謝姝月皺了皺眉,倒是忽而將之前的事給串了起來,這也難怪李姨娘會選上宣平侯, 想來其中的原因也並非是她所說的報仇這麽簡單了。
“我記得聽宣平侯府上的人說過, 秋菊是兩年前才進府的, 一向都和李姨娘走的很近。”謝姝月的手指摩挲了一下手中的書頁,猶豫了片刻才道∶“是不是她們兩個人之前也有什麽聯係。”
“有可能。”
殷玄錚挑了挑眉,想到淩軒今天送來的消息, 補充道∶“她被抓的消息應該已經告知了尉遲策, 隻是不知尉遲策現在反應會如何。”
“秋菊和尉遲策有關係已經是板上釘釘的事了,至於李姨娘……”謝姝月沉吟片刻,費解道∶“當時便是秋菊指認她謀害恒兒, 但現在看來,李姨娘既然是為報家族大仇而來, 與恒兒毫無幹係, 那她又何必多此一舉,自尋死路。”
“謝子恒遭人毒害,是誰獲利最多, 又是誰損失慘重?”
殷玄錚撐著頭坐在一旁, 視線卻總是不受控製地落到她的身上, 見謝姝月困惑不解, 主動出聲提點道。

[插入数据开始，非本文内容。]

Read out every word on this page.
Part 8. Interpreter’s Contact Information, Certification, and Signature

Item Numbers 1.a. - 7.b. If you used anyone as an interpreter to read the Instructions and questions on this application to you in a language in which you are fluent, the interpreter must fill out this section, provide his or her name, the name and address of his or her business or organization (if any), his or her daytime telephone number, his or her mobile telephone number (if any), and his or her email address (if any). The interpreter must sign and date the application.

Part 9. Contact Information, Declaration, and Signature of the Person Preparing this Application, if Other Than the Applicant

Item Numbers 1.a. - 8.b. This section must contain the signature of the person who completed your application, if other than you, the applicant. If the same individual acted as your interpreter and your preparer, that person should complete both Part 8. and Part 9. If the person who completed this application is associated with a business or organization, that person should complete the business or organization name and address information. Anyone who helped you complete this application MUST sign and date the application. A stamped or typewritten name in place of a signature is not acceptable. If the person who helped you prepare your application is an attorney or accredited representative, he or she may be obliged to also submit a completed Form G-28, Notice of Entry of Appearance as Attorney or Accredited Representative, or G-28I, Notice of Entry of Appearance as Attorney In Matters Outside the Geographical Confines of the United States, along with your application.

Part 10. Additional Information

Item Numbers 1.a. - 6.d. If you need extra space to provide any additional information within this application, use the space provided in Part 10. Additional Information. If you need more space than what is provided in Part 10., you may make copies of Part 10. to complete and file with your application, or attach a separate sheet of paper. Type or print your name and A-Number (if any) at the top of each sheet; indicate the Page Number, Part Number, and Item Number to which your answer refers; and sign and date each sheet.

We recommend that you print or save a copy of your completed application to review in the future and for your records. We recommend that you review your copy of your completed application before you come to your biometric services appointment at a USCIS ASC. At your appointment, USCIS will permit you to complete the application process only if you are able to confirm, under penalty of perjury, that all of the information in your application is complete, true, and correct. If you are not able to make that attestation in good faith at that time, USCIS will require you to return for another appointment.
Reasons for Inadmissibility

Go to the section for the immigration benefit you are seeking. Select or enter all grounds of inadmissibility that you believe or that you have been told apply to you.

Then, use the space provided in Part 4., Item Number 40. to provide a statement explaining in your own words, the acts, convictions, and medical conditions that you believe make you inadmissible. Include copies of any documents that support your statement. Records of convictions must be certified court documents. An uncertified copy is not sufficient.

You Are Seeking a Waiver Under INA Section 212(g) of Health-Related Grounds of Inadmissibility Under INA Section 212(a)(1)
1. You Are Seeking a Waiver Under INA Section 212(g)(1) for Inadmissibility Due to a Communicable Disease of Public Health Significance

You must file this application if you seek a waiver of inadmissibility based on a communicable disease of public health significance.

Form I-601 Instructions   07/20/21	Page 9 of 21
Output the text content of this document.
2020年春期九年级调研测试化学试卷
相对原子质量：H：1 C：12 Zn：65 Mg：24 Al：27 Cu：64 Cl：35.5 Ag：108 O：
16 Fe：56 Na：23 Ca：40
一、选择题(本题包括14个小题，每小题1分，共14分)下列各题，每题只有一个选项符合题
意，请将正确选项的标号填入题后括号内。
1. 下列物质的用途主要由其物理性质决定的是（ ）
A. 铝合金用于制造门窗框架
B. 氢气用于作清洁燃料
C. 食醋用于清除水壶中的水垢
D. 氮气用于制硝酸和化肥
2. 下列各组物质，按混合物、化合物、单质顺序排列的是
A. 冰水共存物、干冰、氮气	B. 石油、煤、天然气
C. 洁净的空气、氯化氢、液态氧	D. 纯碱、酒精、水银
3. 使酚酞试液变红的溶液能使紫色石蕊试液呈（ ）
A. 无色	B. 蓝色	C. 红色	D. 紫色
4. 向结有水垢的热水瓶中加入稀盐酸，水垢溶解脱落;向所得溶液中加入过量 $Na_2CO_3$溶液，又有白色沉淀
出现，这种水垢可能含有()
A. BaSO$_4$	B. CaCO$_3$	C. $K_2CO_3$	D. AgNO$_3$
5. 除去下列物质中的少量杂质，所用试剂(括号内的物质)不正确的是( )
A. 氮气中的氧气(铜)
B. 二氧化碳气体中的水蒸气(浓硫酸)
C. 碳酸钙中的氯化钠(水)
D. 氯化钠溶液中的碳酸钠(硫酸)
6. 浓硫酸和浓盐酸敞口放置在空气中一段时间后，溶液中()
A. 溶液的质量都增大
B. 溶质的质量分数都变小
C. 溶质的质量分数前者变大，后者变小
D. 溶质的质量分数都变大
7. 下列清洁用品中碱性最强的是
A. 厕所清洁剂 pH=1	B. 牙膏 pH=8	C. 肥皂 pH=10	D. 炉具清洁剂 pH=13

“恒兒還那麽小, 身份又不顯, 除了那些流言蜚語之外,怕是都沒有多少人會記得他,又何談靠此獲利。”謝姝月聲音微啞,麵色難免有些黯然,手上的卷宗似乎都變得有千斤之重,讓她隻得將其合上,微微歎了口氣。
不管是在上京城內,還是在宣平侯府,謝子恒這個名字她都許久未曾聽到過了,今夜忽而再次聽到,甚至讓她都有了一種恍如隔世的不真實感。
可她清楚的知道,這個名字她從未忘記過,這是一根紮在她心中無法拔除的刺,每次想起都會泛起細細密密的疼痛,就算不去管它,也會逐漸化膿生瘡,時刻提醒著她過往所發生的事情。